Visibility, though, is only the first part of better problem management. Context also matters. When IT problems arise, organizations typically pull together a “tiger team” — a group of systems administrators each responsible for a specific part of the IT stack — to respond. In theory, these individuals work to discover where the problem lies and come up with a fix. In practice, however, they each approach the problem via their own set of siloed tools, working first to prove their team is not at fault and absolve themselves of responsibility. This “blamestorming” breeds confusion, inefficiencies, and divisiveness. It forestalls actual root cause determination and prolongs the ability for remediation efforts to begin in earnest.

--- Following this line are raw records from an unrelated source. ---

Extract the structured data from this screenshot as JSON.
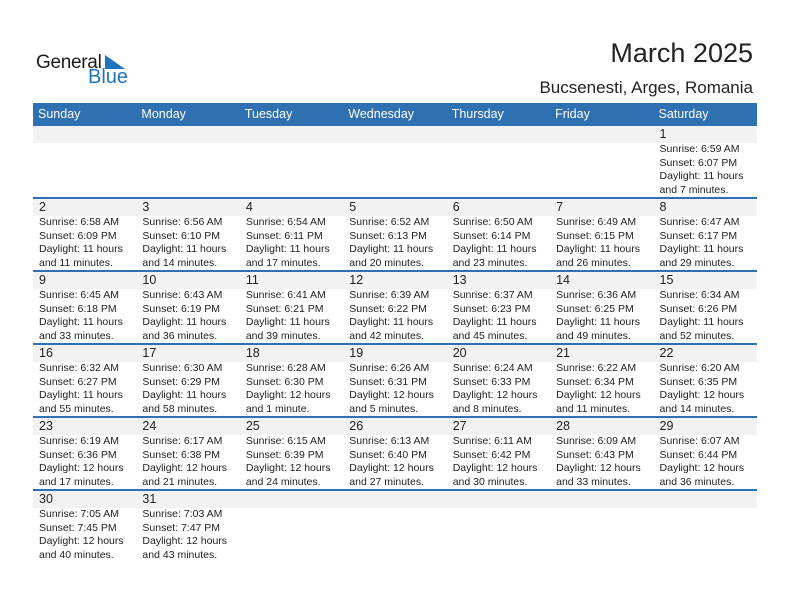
{
  "logo": {
    "text_general": "General",
    "text_blue": "Blue",
    "color": "#1f74c0"
  },
  "title": "March 2025",
  "location": "Bucsenesti, Arges, Romania",
  "colors": {
    "header": "#2e70b1",
    "band": "#f2f2f2"
  },
  "weekdays": [
    "Sunday",
    "Monday",
    "Tuesday",
    "Wednesday",
    "Thursday",
    "Friday",
    "Saturday"
  ],
  "weeks": [
    [
      null,
      null,
      null,
      null,
      null,
      null,
      {
        "day": "1",
        "sunrise": "Sunrise: 6:59 AM",
        "sunset": "Sunset: 6:07 PM",
        "daylight1": "Daylight: 11 hours",
        "daylight2": "and 7 minutes."
      }
    ],
    [
      {
        "day": "2",
        "sunrise": "Sunrise: 6:58 AM",
        "sunset": "Sunset: 6:09 PM",
        "daylight1": "Daylight: 11 hours",
        "daylight2": "and 11 minutes."
      },
      {
        "day": "3",
        "sunrise": "Sunrise: 6:56 AM",
        "sunset": "Sunset: 6:10 PM",
        "daylight1": "Daylight: 11 hours",
        "daylight2": "and 14 minutes."
      },
      {
        "day": "4",
        "sunrise": "Sunrise: 6:54 AM",
        "sunset": "Sunset: 6:11 PM",
        "daylight1": "Daylight: 11 hours",
        "daylight2": "and 17 minutes."
      },
      {
        "day": "5",
        "sunrise": "Sunrise: 6:52 AM",
        "sunset": "Sunset: 6:13 PM",
        "daylight1": "Daylight: 11 hours",
        "daylight2": "and 20 minutes."
      },
      {
        "day": "6",
        "sunrise": "Sunrise: 6:50 AM",
        "sunset": "Sunset: 6:14 PM",
        "daylight1": "Daylight: 11 hours",
        "daylight2": "and 23 minutes."
      },
      {
        "day": "7",
        "sunrise": "Sunrise: 6:49 AM",
        "sunset": "Sunset: 6:15 PM",
        "daylight1": "Daylight: 11 hours",
        "daylight2": "and 26 minutes."
      },
      {
        "day": "8",
        "sunrise": "Sunrise: 6:47 AM",
        "sunset": "Sunset: 6:17 PM",
        "daylight1": "Daylight: 11 hours",
        "daylight2": "and 29 minutes."
      }
    ],
    [
      {
        "day": "9",
        "sunrise": "Sunrise: 6:45 AM",
        "sunset": "Sunset: 6:18 PM",
        "daylight1": "Daylight: 11 hours",
        "daylight2": "and 33 minutes."
      },
      {
        "day": "10",
        "sunrise": "Sunrise: 6:43 AM",
        "sunset": "Sunset: 6:19 PM",
        "daylight1": "Daylight: 11 hours",
        "daylight2": "and 36 minutes."
      },
      {
        "day": "11",
        "sunrise": "Sunrise: 6:41 AM",
        "sunset": "Sunset: 6:21 PM",
        "daylight1": "Daylight: 11 hours",
        "daylight2": "and 39 minutes."
      },
      {
        "day": "12",
        "sunrise": "Sunrise: 6:39 AM",
        "sunset": "Sunset: 6:22 PM",
        "daylight1": "Daylight: 11 hours",
        "daylight2": "and 42 minutes."
      },
      {
        "day": "13",
        "sunrise": "Sunrise: 6:37 AM",
        "sunset": "Sunset: 6:23 PM",
        "daylight1": "Daylight: 11 hours",
        "daylight2": "and 45 minutes."
      },
      {
        "day": "14",
        "sunrise": "Sunrise: 6:36 AM",
        "sunset": "Sunset: 6:25 PM",
        "daylight1": "Daylight: 11 hours",
        "daylight2": "and 49 minutes."
      },
      {
        "day": "15",
        "sunrise": "Sunrise: 6:34 AM",
        "sunset": "Sunset: 6:26 PM",
        "daylight1": "Daylight: 11 hours",
        "daylight2": "and 52 minutes."
      }
    ],
    [
      {
        "day": "16",
        "sunrise": "Sunrise: 6:32 AM",
        "sunset": "Sunset: 6:27 PM",
        "daylight1": "Daylight: 11 hours",
        "daylight2": "and 55 minutes."
      },
      {
        "day": "17",
        "sunrise": "Sunrise: 6:30 AM",
        "sunset": "Sunset: 6:29 PM",
        "daylight1": "Daylight: 11 hours",
        "daylight2": "and 58 minutes."
      },
      {
        "day": "18",
        "sunrise": "Sunrise: 6:28 AM",
        "sunset": "Sunset: 6:30 PM",
        "daylight1": "Daylight: 12 hours",
        "daylight2": "and 1 minute."
      },
      {
        "day": "19",
        "sunrise": "Sunrise: 6:26 AM",
        "sunset": "Sunset: 6:31 PM",
        "daylight1": "Daylight: 12 hours",
        "daylight2": "and 5 minutes."
      },
      {
        "day": "20",
        "sunrise": "Sunrise: 6:24 AM",
        "sunset": "Sunset: 6:33 PM",
        "daylight1": "Daylight: 12 hours",
        "daylight2": "and 8 minutes."
      },
      {
        "day": "21",
        "sunrise": "Sunrise: 6:22 AM",
        "sunset": "Sunset: 6:34 PM",
        "daylight1": "Daylight: 12 hours",
        "daylight2": "and 11 minutes."
      },
      {
        "day": "22",
        "sunrise": "Sunrise: 6:20 AM",
        "sunset": "Sunset: 6:35 PM",
        "daylight1": "Daylight: 12 hours",
        "daylight2": "and 14 minutes."
      }
    ],
    [
      {
        "day": "23",
        "sunrise": "Sunrise: 6:19 AM",
        "sunset": "Sunset: 6:36 PM",
        "daylight1": "Daylight: 12 hours",
        "daylight2": "and 17 minutes."
      },
      {
        "day": "24",
        "sunrise": "Sunrise: 6:17 AM",
        "sunset": "Sunset: 6:38 PM",
        "daylight1": "Daylight: 12 hours",
        "daylight2": "and 21 minutes."
      },
      {
        "day": "25",
        "sunrise": "Sunrise: 6:15 AM",
        "sunset": "Sunset: 6:39 PM",
        "daylight1": "Daylight: 12 hours",
        "daylight2": "and 24 minutes."
      },
      {
        "day": "26",
        "sunrise": "Sunrise: 6:13 AM",
        "sunset": "Sunset: 6:40 PM",
        "daylight1": "Daylight: 12 hours",
        "daylight2": "and 27 minutes."
      },
      {
        "day": "27",
        "sunrise": "Sunrise: 6:11 AM",
        "sunset": "Sunset: 6:42 PM",
        "daylight1": "Daylight: 12 hours",
        "daylight2": "and 30 minutes."
      },
      {
        "day": "28",
        "sunrise": "Sunrise: 6:09 AM",
        "sunset": "Sunset: 6:43 PM",
        "daylight1": "Daylight: 12 hours",
        "daylight2": "and 33 minutes."
      },
      {
        "day": "29",
        "sunrise": "Sunrise: 6:07 AM",
        "sunset": "Sunset: 6:44 PM",
        "daylight1": "Daylight: 12 hours",
        "daylight2": "and 36 minutes."
      }
    ],
    [
      {
        "day": "30",
        "sunrise": "Sunrise: 7:05 AM",
        "sunset": "Sunset: 7:45 PM",
        "daylight1": "Daylight: 12 hours",
        "daylight2": "and 40 minutes."
      },
      {
        "day": "31",
        "sunrise": "Sunrise: 7:03 AM",
        "sunset": "Sunset: 7:47 PM",
        "daylight1": "Daylight: 12 hours",
        "daylight2": "and 43 minutes."
      },
      null,
      null,
      null,
      null,
      null
    ]
  ]
}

The reality is that without a holistic picture, everything might appear to be working just fine within each of the siloed teams even though the end-user experience is clearly demonstrating otherwise.
Modern IT stacks are highly interconnected and IT teams need to understand not only their own systems, but how they interrelate with others. Too often, IT teams are resigned to looking for problems only in areas where they have visibility — but all the while, the root cause can very likely lie elsewhere.
Only by “helicoptering up” to get a broad, contextualized view can you form the common operating picture needed to quickly address challenges or prevent an existing challenge from growing worse.
Performance is perfected with practice. Just as first responders train for critical situations, IT operations teams should also prepare for problems before they arise. One of the most powerful tools for delivering visibility and situational awareness is a strong application performance monitoring (APM) and end-user experience monitoring platform.
However, more often than not, APM solutions are only deployed reactively. The reality is that emergency preparedness can greatly decrease mean time to resolution when problems occur. IT operations teams and CIOs should think proactively about what infrastructure and applications they own, who is responsible for managing them, how their operations are structured, what visibility and collaboration challenges might arise and what tools they have (or more importantly do not have) to address them.
Leveraging an APM solution in advance of problems has been proven to reduce the time it takes to remediate critical issues by as much as 70 percent. It also can help to reduce the likelihood that problems will occur in the first place. Most important, through early warning alerts, APMs can proactively identify issues so disruptions to the end-user experience are either greatly diminished or never occur at all. Indeed, this is the approach the state of Texas took with its Texas.gov website and application, the central portal where 27 million Texas citizens go to connect with government services.
Technology is a double-edged sword. On one hand, it is indispensable for the efficiency and services it allows state and local governments to deliver to citizens. But on the other, reliance on it means that when it fails, there are serious consequences.
IT teams need to proactively think about how they can better manage the complexity and siloed nature of IT systems today. Taking a few lessons from first responders, who also need to ingest, understand and respond to disparate information in critical situations, can serve as solid rules of the road on how to approach IT crisis management.